No, it is not cost-effective to install solar thermal. Instead with recent advancements in Solar PV efficiency and reduction in cost, it is now a better finacial decision install an electric water heater and increase the size of your Solar PV system. The experts at Full Spectrum Solar can help create a system that works best for your particular site.
How long does it take to install?
This depends primarily on the size of the array. The smallest systems we build can be completed in two days, with additional visits to inspect and commission the system. Larger systems may take many weeks to build. We work closely with our clients to find a construction schedule that works best for them.
What are the current incentives available to solar purchasers?
A federal tax credit for 26% of the cost of solar power systems is slated to be available to property owners through 2022. This falls to 22% in 2023 and expires after that. Various other incentives are offered by utilities, manufacturers, nonprofits and state/local government. These incentives can change quickly and are usually offered on a first-come, first-served basis. Contact Full Spectrum Solar to get the most up-to-date information on current incentives and rebates.
What should I do about snow on my panels?
The dark materials that make up the solar photovoltaic panels absorb the sun’s heat causing the snow to melt and slide off. Several factors dictate the time required for the collectors to clear, including the angle of the collectors, depth of snow and intensity of sunlight. We do not recommend clearing the snow for your own personal safety and to avoid damaging the panels. We also include a loss factor due to snow covering while designing your solar system. This means that the quoted production accounts for an average year of snow melting of its own accord on your array.
Do you offer domestic water heating?
No, we no longer offer a completely solar water heating solution.
Solar water heating systems can provide domestic hot water and contribute to space heating. However, at this time, solar water heaters are not nearly as cost effective as photovoltaic systems. The majority of homes and commercial buildings in the Madison area use natural gas or LP for heating the hot water.

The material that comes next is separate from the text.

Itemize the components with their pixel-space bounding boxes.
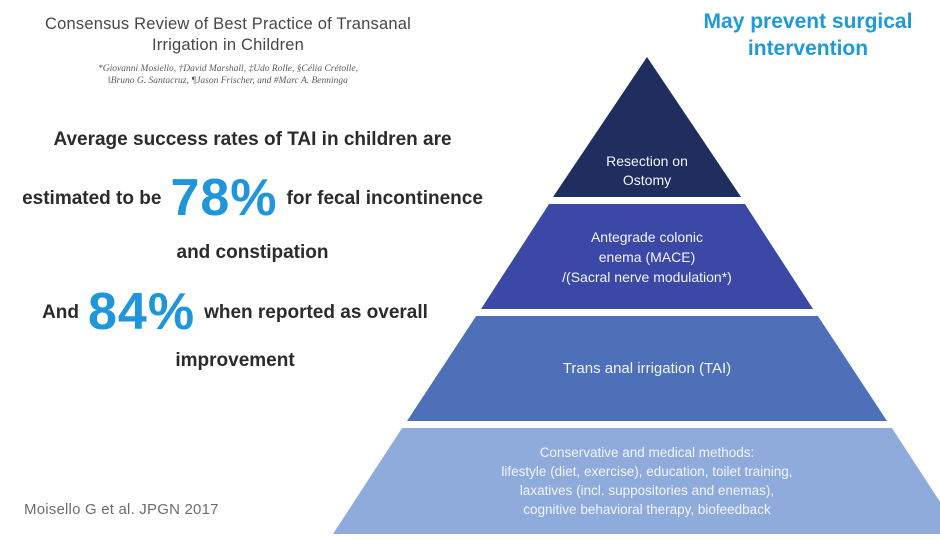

The relative low cost of these fuels and the cost of installing hot water systems has pushed the return on investment out to well over 20 years. In contrast, many residential photovoltaic systems have a return on investment in the 10 year range and commercial systems in the 7 year range.
Our Solution for Domestic Water Heating
Heat pump water heaters have significantly improved in the past five years. These units draw heat from the surrounding air and transfer it to your domestic hot water. The Energy Star website has an overview of this water heating technology.
Although these do use electricity, they use a lot less than an electric resistance water heater. Adding 1.5-2 kW of capacity to your photovoltaic system will offset the electricity used by the heat pump water heater in a typical home.
For example, we had a customer that needed a new water heater. The family wanted a 2 kW photovoltaic system to offset 100% of their electrical load. We installed a heat pump water heater and an additional 2 kW of photovoltaic system (for a total of 4 kw), for less than half the cost of installing a solar domestic hot water system and backup natural gas water heater.